The goal of finding projects suitable for both parties has become easier for the development organization, thanks to a recent change.
“We’ve turned the corner now where we can support restaurants, which is really exciting,” Pyatt said.
One of the newest restaurants to open for business in Fishtown is The Pickled Heron, 2218 Frankford Ave. With a plate price of $12 to $25, Pyatt said the new French bistro is a game changer for Fishtown.
“That’s a big deal for us,” he said. “Until they opened, 30-40 years prior to that, there was no such thing as that kind of place.”
Daniela D’Ambrosio and Todd Braley are co-owners and co-chefs of The Pickled Heron. The restaurant, which has been operational for nine weeks, is one of about a dozen new projects slated in the community.
“Everything is happening at once and this is kind of in the middle of it,” D’Ambrosio said.
While their bistro is new to the area, D’Ambrosio and Braley have lived in Fishtown for seven years.
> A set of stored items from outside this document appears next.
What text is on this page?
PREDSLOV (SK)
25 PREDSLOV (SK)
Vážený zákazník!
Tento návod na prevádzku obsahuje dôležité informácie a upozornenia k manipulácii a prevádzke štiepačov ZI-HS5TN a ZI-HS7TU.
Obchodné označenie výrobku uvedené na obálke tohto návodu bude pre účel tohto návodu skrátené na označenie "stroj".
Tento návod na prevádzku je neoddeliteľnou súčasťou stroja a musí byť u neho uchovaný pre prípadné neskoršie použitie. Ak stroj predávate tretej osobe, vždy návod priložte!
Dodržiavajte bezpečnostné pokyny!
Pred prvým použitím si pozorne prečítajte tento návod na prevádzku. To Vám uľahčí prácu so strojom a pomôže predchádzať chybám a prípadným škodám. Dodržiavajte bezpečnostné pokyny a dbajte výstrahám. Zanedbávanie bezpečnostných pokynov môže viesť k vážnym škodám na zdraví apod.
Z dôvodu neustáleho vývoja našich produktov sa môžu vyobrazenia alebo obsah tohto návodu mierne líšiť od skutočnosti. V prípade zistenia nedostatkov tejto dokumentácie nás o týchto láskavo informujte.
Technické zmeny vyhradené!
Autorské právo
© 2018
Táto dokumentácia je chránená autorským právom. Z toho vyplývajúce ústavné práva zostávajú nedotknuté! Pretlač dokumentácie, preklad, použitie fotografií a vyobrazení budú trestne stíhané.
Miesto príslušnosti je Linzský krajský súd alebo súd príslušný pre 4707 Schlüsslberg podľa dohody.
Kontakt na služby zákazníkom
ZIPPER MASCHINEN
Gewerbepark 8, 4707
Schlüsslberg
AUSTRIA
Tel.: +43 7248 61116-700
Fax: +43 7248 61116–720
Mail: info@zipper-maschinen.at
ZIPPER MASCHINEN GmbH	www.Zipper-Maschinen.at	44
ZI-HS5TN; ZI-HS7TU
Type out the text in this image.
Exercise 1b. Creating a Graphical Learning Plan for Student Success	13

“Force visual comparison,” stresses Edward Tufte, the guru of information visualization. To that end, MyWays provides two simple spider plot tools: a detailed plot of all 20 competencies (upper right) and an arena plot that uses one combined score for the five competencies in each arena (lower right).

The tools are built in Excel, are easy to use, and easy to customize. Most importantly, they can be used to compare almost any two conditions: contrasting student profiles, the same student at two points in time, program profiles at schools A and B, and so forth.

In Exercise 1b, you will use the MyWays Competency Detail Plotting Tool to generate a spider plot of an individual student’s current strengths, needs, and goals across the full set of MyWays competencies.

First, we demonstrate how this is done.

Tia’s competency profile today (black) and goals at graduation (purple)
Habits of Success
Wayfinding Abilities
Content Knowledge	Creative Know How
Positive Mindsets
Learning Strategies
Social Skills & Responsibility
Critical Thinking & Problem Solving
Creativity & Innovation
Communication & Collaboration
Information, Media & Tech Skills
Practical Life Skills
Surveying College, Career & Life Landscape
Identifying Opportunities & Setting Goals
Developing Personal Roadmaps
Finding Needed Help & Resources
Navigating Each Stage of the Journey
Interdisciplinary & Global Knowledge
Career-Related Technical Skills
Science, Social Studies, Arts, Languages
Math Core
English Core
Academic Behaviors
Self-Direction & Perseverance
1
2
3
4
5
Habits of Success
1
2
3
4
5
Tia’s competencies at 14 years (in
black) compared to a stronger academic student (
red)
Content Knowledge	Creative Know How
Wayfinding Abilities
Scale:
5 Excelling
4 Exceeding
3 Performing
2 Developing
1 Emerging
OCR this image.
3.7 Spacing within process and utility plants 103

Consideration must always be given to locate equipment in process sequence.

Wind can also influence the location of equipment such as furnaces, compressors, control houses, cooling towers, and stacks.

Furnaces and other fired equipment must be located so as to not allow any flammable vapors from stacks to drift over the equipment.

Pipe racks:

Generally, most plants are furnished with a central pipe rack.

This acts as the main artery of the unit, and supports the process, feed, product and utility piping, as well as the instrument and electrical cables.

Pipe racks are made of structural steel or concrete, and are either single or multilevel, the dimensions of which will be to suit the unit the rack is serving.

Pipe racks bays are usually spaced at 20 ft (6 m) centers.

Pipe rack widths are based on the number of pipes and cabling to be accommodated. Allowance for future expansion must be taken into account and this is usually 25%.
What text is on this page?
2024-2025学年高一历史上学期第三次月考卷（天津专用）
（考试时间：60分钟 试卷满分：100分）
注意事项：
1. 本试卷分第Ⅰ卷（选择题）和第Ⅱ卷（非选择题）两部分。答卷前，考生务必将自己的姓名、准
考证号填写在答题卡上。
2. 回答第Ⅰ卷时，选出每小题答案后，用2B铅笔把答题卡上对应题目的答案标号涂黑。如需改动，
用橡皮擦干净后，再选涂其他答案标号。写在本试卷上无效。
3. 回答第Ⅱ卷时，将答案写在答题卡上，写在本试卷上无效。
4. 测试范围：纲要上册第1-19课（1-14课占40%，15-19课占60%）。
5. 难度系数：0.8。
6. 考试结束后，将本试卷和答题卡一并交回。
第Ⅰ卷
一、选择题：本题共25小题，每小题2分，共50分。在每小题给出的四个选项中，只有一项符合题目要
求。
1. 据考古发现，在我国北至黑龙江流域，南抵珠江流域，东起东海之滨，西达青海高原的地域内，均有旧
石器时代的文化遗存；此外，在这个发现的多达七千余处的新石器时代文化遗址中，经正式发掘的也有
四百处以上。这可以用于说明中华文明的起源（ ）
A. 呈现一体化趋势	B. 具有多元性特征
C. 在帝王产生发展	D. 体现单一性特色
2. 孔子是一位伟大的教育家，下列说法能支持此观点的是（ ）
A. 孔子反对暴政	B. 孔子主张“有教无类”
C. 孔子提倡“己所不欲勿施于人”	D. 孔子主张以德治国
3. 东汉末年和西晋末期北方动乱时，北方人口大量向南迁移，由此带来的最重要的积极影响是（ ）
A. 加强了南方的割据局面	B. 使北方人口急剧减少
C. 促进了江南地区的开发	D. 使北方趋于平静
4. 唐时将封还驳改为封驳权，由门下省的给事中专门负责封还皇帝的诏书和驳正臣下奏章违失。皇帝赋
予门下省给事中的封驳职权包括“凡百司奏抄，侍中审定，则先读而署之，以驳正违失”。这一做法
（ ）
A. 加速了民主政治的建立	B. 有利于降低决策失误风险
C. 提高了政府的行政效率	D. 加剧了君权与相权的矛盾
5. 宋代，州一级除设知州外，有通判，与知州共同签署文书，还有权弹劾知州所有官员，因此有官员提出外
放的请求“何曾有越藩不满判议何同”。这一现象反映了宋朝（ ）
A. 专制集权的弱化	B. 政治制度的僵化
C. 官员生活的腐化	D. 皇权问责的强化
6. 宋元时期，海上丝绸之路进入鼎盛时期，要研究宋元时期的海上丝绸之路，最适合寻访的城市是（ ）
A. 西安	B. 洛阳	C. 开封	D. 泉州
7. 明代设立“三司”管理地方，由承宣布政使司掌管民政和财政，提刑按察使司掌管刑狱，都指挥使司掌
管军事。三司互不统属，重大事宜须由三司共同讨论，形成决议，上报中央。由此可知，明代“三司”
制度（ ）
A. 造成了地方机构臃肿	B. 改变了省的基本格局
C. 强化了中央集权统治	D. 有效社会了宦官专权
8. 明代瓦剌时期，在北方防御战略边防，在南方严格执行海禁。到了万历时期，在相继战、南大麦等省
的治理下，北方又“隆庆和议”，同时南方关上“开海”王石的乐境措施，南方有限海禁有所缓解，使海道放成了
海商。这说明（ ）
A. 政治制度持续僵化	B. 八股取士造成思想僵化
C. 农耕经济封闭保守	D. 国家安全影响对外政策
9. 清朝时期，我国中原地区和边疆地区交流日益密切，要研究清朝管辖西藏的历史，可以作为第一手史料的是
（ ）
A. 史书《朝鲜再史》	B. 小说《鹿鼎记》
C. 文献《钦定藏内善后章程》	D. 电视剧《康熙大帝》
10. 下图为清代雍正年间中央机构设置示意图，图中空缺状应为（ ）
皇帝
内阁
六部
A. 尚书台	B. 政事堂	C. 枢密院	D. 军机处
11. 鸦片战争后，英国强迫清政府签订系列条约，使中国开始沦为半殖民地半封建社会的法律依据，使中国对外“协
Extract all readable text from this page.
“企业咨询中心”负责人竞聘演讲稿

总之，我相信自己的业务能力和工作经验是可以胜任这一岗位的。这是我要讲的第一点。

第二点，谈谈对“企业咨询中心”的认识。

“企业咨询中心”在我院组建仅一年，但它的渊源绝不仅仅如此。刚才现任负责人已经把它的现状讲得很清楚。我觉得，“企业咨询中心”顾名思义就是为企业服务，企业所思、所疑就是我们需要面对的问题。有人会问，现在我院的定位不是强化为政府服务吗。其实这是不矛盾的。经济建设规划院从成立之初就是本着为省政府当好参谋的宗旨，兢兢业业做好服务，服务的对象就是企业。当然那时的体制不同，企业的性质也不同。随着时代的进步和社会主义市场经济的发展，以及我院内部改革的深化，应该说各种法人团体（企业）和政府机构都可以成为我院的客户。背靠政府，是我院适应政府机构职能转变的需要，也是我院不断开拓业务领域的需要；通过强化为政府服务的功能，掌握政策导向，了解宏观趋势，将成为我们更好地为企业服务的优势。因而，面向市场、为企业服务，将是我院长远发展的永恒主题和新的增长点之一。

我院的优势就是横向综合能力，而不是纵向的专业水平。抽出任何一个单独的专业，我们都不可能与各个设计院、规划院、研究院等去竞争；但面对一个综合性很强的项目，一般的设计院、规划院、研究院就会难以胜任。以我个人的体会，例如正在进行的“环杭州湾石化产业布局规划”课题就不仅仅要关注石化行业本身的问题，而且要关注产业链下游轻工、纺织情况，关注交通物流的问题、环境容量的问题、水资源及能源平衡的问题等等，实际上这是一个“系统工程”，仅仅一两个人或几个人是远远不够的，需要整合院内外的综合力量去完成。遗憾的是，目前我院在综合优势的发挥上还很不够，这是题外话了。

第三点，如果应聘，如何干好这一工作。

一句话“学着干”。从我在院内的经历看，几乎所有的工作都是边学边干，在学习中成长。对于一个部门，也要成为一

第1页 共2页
During that time, they noticed the neighborhood was lacking any dining options outside of the typical burger joint.
“There are some great bars here, with great food, but it was missing the type of stuff you can find in Center City,” D’Ambrosio said. “After many years, we decided the neighborhood was ready for it and, we decided, why not do it for ourselves.”
The short walk between home and the restaurant were definitely incentives to open along Frankford Avenue, but the new business owners were also enticed by the financial incentives and support from the New Kensington CDC.
“It’s an untapped location right now, so rents are low,” D’Ambrosio said. “The NKCDC, the community organization, has been great in helping us with all kinds of programs the city has to offer.”
One of those programs the new restaurateurs were able to take advantage of was the City’s Storefront Improvement Program. The program helped defray the costs of refurbishing the bistro’s facade.
“For a small business just opening up, every little bit helps,” D’Ambrosio said.
Through the support of the New Kensington CDC and city redevelopment programs, new businesses, like the Pickled Heron, are contributing to the facelift of Frankford Avenue in Fishtown.